Annual deficits would dwindle to under $400 billion by the end of the decade, a dramatic improvement over Obama’s budget proposal. But even Ryan’s plan would take nearly 30 years to wipe out deficits completely. More deficits mean more borrowing, and the national debt would keep rising under Ryan’s plan — requiring lawmakers to raise the $14.3 trillion legal limit on borrowing this year. Even Ryan’s austere proposal would allow the debt to rise, to more than $16 trillion next year and more than $23 trillion by 2021.
A significant number of Republicans, however, oppose raising the debt limit. On Monday, Treasury Secretary Timothy Geithner pushed congressional leaders to raise the cap, which he says the country will hit in mid May, forcing it to default.
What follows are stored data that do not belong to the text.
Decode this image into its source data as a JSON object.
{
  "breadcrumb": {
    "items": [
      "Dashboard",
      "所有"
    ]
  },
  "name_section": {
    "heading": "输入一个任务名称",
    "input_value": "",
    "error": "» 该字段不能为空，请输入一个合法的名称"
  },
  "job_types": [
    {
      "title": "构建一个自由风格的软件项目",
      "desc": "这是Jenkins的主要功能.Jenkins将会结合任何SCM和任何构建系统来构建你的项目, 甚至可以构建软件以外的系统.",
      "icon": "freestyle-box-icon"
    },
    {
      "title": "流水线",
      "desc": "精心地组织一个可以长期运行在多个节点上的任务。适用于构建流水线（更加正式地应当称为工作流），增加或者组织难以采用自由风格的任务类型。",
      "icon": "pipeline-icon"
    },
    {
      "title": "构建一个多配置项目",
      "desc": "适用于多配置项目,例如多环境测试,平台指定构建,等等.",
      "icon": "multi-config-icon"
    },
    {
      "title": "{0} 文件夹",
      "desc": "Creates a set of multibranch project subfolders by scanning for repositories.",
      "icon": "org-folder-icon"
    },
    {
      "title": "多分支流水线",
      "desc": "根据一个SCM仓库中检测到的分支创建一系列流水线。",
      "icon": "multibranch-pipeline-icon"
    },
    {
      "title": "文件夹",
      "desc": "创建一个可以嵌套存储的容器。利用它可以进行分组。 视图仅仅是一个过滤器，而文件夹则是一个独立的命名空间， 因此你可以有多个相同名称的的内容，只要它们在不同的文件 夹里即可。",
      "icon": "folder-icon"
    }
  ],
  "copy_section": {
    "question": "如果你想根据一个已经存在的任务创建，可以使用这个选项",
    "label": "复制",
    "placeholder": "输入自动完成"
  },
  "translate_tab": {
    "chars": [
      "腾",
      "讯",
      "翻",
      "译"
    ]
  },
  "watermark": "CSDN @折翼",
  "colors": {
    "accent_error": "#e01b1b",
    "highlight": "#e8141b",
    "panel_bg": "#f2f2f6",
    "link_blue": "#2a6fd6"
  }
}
Because the economy would keep growing, the debt would diminish as a percentage of gross domestic product, an important measure of financial stability that could help the nation avert a debt crisis. But that considerable achievement might be too nuanced for the most conservative members of the House Republican caucus, several of whom berated Obama’s budget director in February for failing to offer a plan that would end additional borrowing.
Republican congressional leaders, however, praised Ryan’s proposal Tuesday.
“The American people understand we can’t continue spending money we don’t have, especially when doing so is making it harder to create jobs and get our economy back on track,” House Speaker John Boehner (R-Ohio) said. “Our budget will help spur job creation today, stop spending money we don’t have and lift the crushing burden of debt that threatens our children’s future.”